In the year 2000 eleven Northern states in Nigeria re-Islamised their legal system. The penal codes have adopted most of the provisions and added new provisions on the Quranic offences like: Theft, Unlawful Sexual Intercourse, Robbery, Defamation, Drinking Alcohol. The fixed punishment for unlawful sexual intercourse are stoning to death for persons who are currently married or have ever contracted a valid marriage. For those who have never contracted a marriage, the punishment is one hundred lashes and in addition, banishment for men. Theft is to be punished by amputation of the right hand. Robbery is punished by death if a life has been taken, by death by crucifixion if both lives and property have been taken, by amputation of both the right hand and the left foot if only property has been taken, and by banishment if there was only a “hold up” without further aggravation. Drinking alcohol are both punishable with eighty lashes.

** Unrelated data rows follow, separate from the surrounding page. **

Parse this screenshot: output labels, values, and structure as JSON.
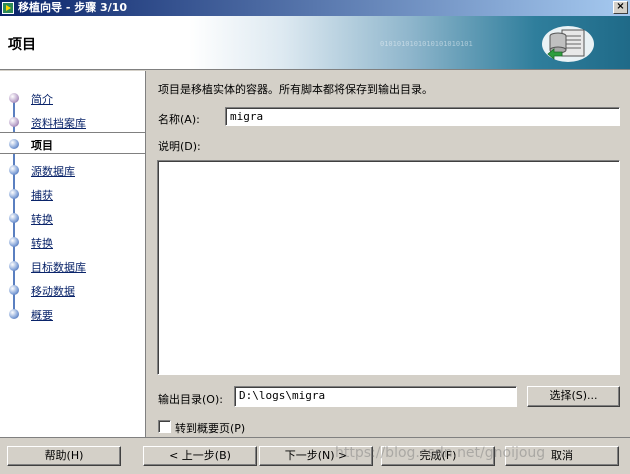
{
  "window": {
    "title": "移植向导 - 步骤 3/10",
    "close_glyph": "×"
  },
  "header": {
    "title": "项目",
    "binary_text": "0101010101010101010101"
  },
  "nav": {
    "items": [
      {
        "label": "简介",
        "state": "done"
      },
      {
        "label": "资料档案库",
        "state": "done"
      },
      {
        "label": "项目",
        "state": "active"
      },
      {
        "label": "源数据库",
        "state": "pending"
      },
      {
        "label": "捕获",
        "state": "pending"
      },
      {
        "label": "转换",
        "state": "pending"
      },
      {
        "label": "转换",
        "state": "pending"
      },
      {
        "label": "目标数据库",
        "state": "pending"
      },
      {
        "label": "移动数据",
        "state": "pending"
      },
      {
        "label": "概要",
        "state": "pending"
      }
    ]
  },
  "form": {
    "description": "项目是移植实体的容器。所有脚本都将保存到输出目录。",
    "name_label": "名称(A):",
    "name_value": "migra",
    "notes_label": "说明(D):",
    "output_label": "输出目录(O):",
    "output_value": "D:\\logs\\migra",
    "choose_button": "选择(S)...",
    "goto_summary_label": "转到概要页(P)"
  },
  "footer": {
    "help": "帮助(H)",
    "back": "< 上一步(B)",
    "next": "下一步(N) >",
    "finish": "完成(F)",
    "cancel": "取消",
    "watermark": "https://blog.csdn.net/gnoijoug"
  }
}
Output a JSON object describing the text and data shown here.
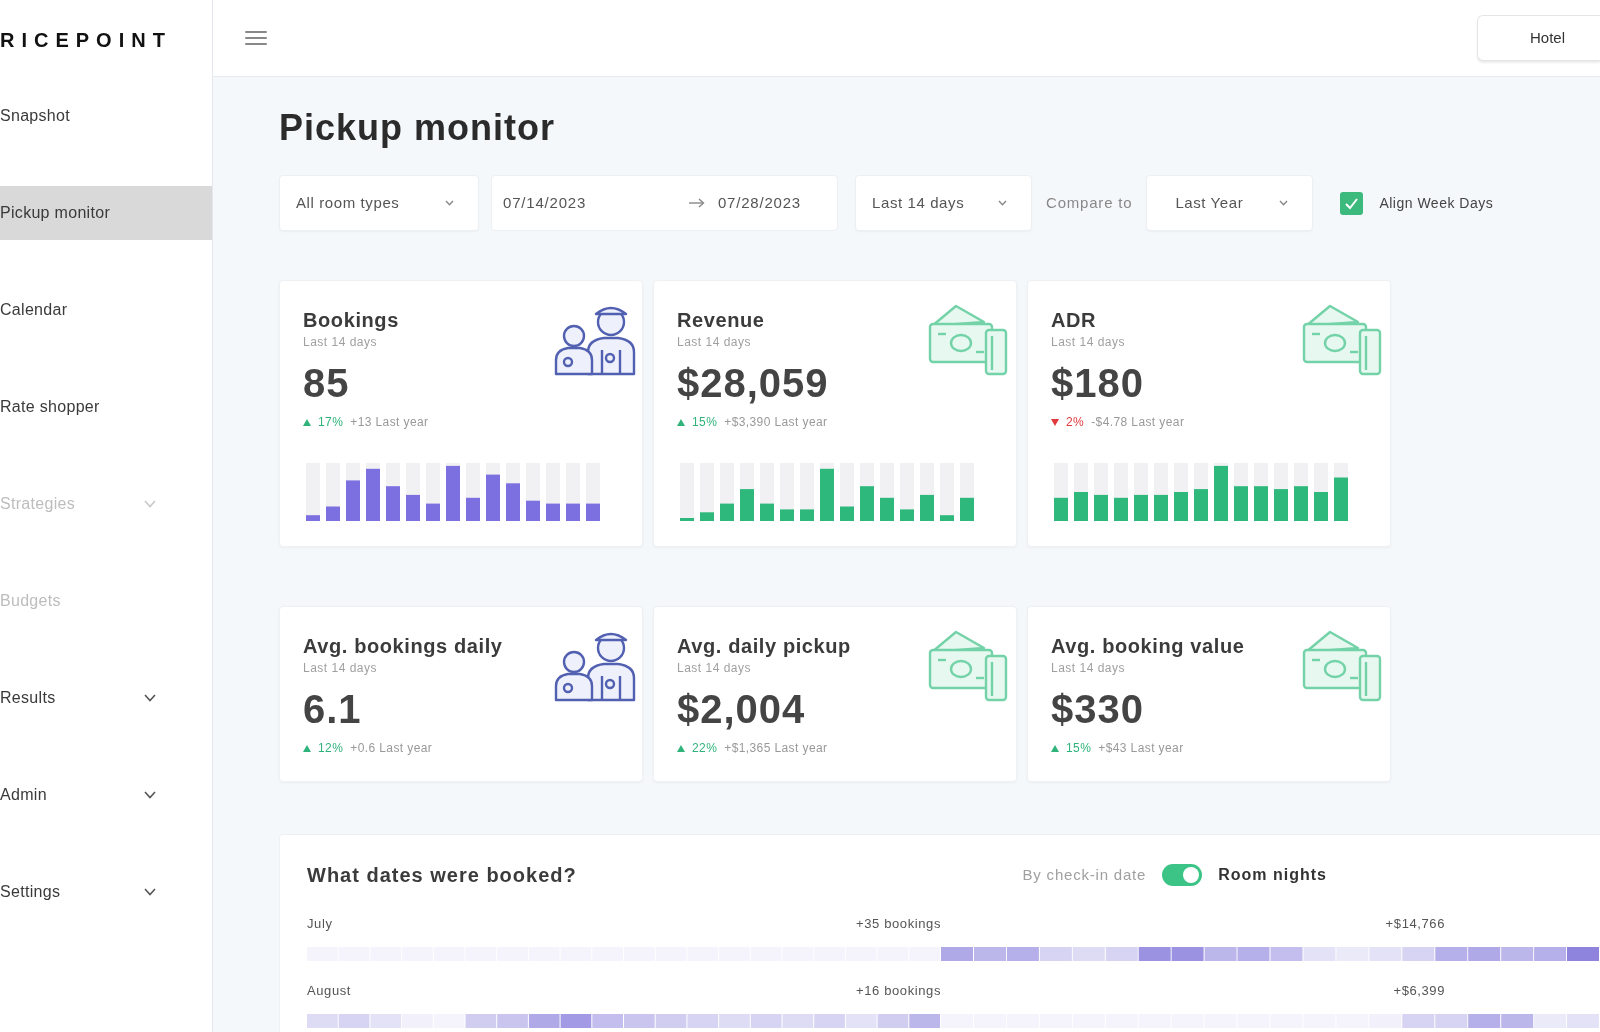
{
  "sidebar": {
    "logo": "RICEPOINT",
    "items": [
      {
        "label": "Snapshot",
        "selected": false,
        "disabled": false,
        "has_submenu": false
      },
      {
        "label": "Pickup monitor",
        "selected": true,
        "disabled": false,
        "has_submenu": false
      },
      {
        "label": "Calendar",
        "selected": false,
        "disabled": false,
        "has_submenu": false
      },
      {
        "label": "Rate shopper",
        "selected": false,
        "disabled": false,
        "has_submenu": false
      },
      {
        "label": "Strategies",
        "selected": false,
        "disabled": true,
        "has_submenu": true
      },
      {
        "label": "Budgets",
        "selected": false,
        "disabled": true,
        "has_submenu": false
      },
      {
        "label": "Results",
        "selected": false,
        "disabled": false,
        "has_submenu": true
      },
      {
        "label": "Admin",
        "selected": false,
        "disabled": false,
        "has_submenu": true
      },
      {
        "label": "Settings",
        "selected": false,
        "disabled": false,
        "has_submenu": true
      }
    ]
  },
  "header": {
    "property_button": "Hotel"
  },
  "page": {
    "title": "Pickup monitor"
  },
  "filters": {
    "room_type": "All room types",
    "date_from": "07/14/2023",
    "date_to": "07/28/2023",
    "period": "Last 14 days",
    "compare_label": "Compare to",
    "compare_value": "Last Year",
    "align_week_days": {
      "label": "Align Week Days",
      "checked": true
    }
  },
  "kpi_cards": [
    {
      "kind": "people",
      "title": "Bookings",
      "subtitle": "Last 14 days",
      "value": "85",
      "increase": true,
      "change": "17%",
      "comparison": "+13 Last year",
      "sparkline": true
    },
    {
      "kind": "money",
      "title": "Revenue",
      "subtitle": "Last 14 days",
      "value": "$28,059",
      "increase": true,
      "change": "15%",
      "comparison": "+$3,390 Last year",
      "sparkline": true
    },
    {
      "kind": "money",
      "title": "ADR",
      "subtitle": "Last 14 days",
      "value": "$180",
      "increase": false,
      "change": "2%",
      "comparison": "-$4.78 Last year",
      "sparkline": true
    },
    {
      "kind": "people",
      "title": "Avg. bookings daily",
      "subtitle": "Last 14 days",
      "value": "6.1",
      "increase": true,
      "change": "12%",
      "comparison": "+0.6 Last year",
      "sparkline": false
    },
    {
      "kind": "money",
      "title": "Avg. daily pickup",
      "subtitle": "Last 14 days",
      "value": "$2,004",
      "increase": true,
      "change": "22%",
      "comparison": "+$1,365 Last year",
      "sparkline": false
    },
    {
      "kind": "money",
      "title": "Avg. booking value",
      "subtitle": "Last 14 days",
      "value": "$330",
      "increase": true,
      "change": "15%",
      "comparison": "+$43 Last year",
      "sparkline": false
    }
  ],
  "booked_dates": {
    "title": "What dates were booked?",
    "toggle": {
      "left_label": "By check-in date",
      "right_label": "Room nights",
      "on": true
    },
    "months": [
      {
        "label": "July",
        "bookings": "+35 bookings",
        "revenue": "+$14,766"
      },
      {
        "label": "August",
        "bookings": "+16 bookings",
        "revenue": "+$6,399"
      }
    ]
  }
}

Faith, Tradition and Modernity

God has made us and we are in relationship with God whether we recognise it or not. The Bible speaks of humankind as God’s image, as being unique and communal, and as having an identity which is derived and not autonomous. The chief end of human existence is and will be always to serve God and enjoy him forever in both our personal and communal lives. There is an immerse confusion when we try to interrelate faith, tradition and modernity. Our priorities creates problems when God is left out of the game. The image of God is marred and tarnished. Of ourselves we are powerless, alienated fragmented, fearful. What makes a Christian anthropology good news, is the message that Jesus Christ, the incarnate word of God, came to share our humanity and to redeem it through the cross. Our wholeness depends on the quality of relationship with God.